Ibnu Khaldun memaknai malakah berbeda dengan pemahaman dan pengetahuan
melalui hafalan, pemahaman akan satu masalah yang termasuk bagian dari disiplin
ilmu yang tunggal, bisa kita peroleh sama bagus hasilnya dengan mereka yang
benar-benar mendalami disiplin ilmu yang tunggal, orang awam yang sama sekali
tidak memiliki suatu pengetahuan, maupun sarjana yang pandai , kebiasaan
(malakah) semata dan eksklusif dimiliki sarjana atau orang yang benar-benar
mendalami disiplin ilmu pengetahuan. Hal ini menunjukkan bahwa kebiasaan,
malakah berbeda dengan pemahaman (fahm)[22]
Malakah seluruhnya bersifat psiko fisik (jasmaniyah, opereal),
baik yang ada pada tabuh materi (al badanu, body) ataupun yang ada pada
otak (al dimag, brain) hasil kemampuan berfikir seperti anritmatika, dan
lain-lain seperti rasa. Semua yang bersifat jasmaniyah adalah sensibilia
(mahsusah) karena itu, ia membutuhkan al ta’lim (pendidikan)[23]

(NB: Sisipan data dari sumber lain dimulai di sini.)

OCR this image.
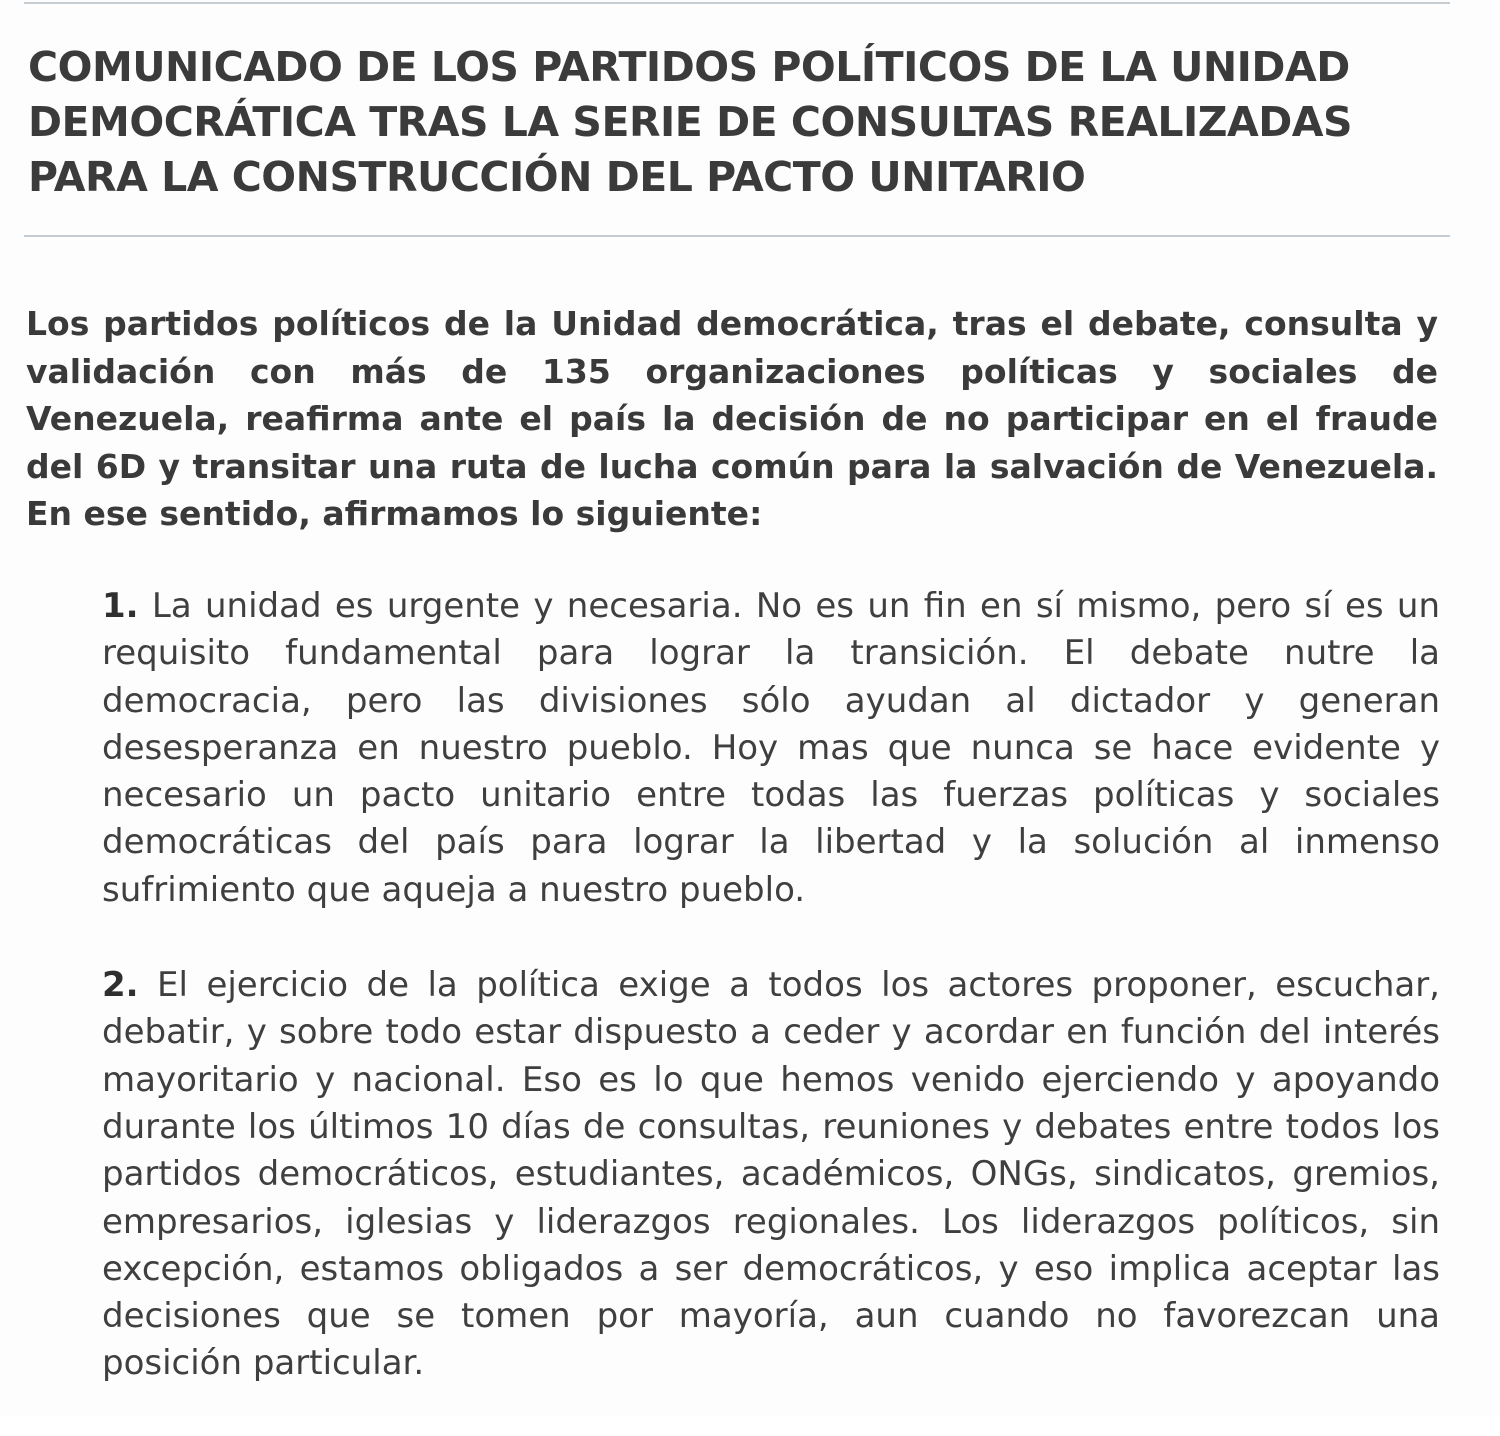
COMUNICADO DE LOS PARTIDOS POLÍTICOS DE LA UNIDAD DEMOCRÁTICA TRAS LA SERIE DE CONSULTAS REALIZADAS PARA LA CONSTRUCCIÓN DEL PACTO UNITARIO

Los partidos políticos de la Unidad democrática, tras el debate, consulta y validación con más de 135 organizaciones políticas y sociales de Venezuela, reafirma ante el país la decisión de no participar en el fraude del 6D y transitar una ruta de lucha común para la salvación de Venezuela. En ese sentido, afirmamos lo siguiente:

1. La unidad es urgente y necesaria. No es un fin en sí mismo, pero sí es un requisito fundamental para lograr la transición. El debate nutre la democracia, pero las divisiones sólo ayudan al dictador y generan desesperanza en nuestro pueblo. Hoy mas que nunca se hace evidente y necesario un pacto unitario entre todas las fuerzas políticas y sociales democráticas del país para lograr la libertad y la solución al inmenso sufrimiento que aqueja a nuestro pueblo.
2. El ejercicio de la política exige a todos los actores proponer, escuchar, debatir, y sobre todo estar dispuesto a ceder y acordar en función del interés mayoritario y nacional. Eso es lo que hemos venido ejerciendo y apoyando durante los últimos 10 días de consultas, reuniones y debates entre todos los partidos democráticos, estudiantes, académicos, ONGs, sindicatos, gremios, empresarios, iglesias y liderazgos regionales. Los liderazgos políticos, sin excepción, estamos obligados a ser democráticos, y eso implica aceptar las decisiones que se tomen por mayoría, aun cuando no favorezcan una posición particular.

Ibnu Khaldun menegaskan jiwa rasional (al Nafs, al Natiqah, rational
soul) terdapat pada manusia hanya secara potensial. Transformasinya dari
potensialitas ke aktualias, pertama-tama disebabkan oleh ilmu dan persepsi dari
sensibilia, kemudian oleh capaian terakhir pengetahuan melalui kekuatan
spekulatif hingga benar-benar menjadi persepsi aktual dan intelek murni dan
ilmupun menjadi esensi spiritual, maka eksistensi manusia lalu menjadi
sempurna.[24]
Karena itu penting bahwa tiap-tiap jenis pengalaman belajar (pengetahuan) dan
penalaran menambah manfaat bagi jiwa rasional, (degan intelegensi tambahan).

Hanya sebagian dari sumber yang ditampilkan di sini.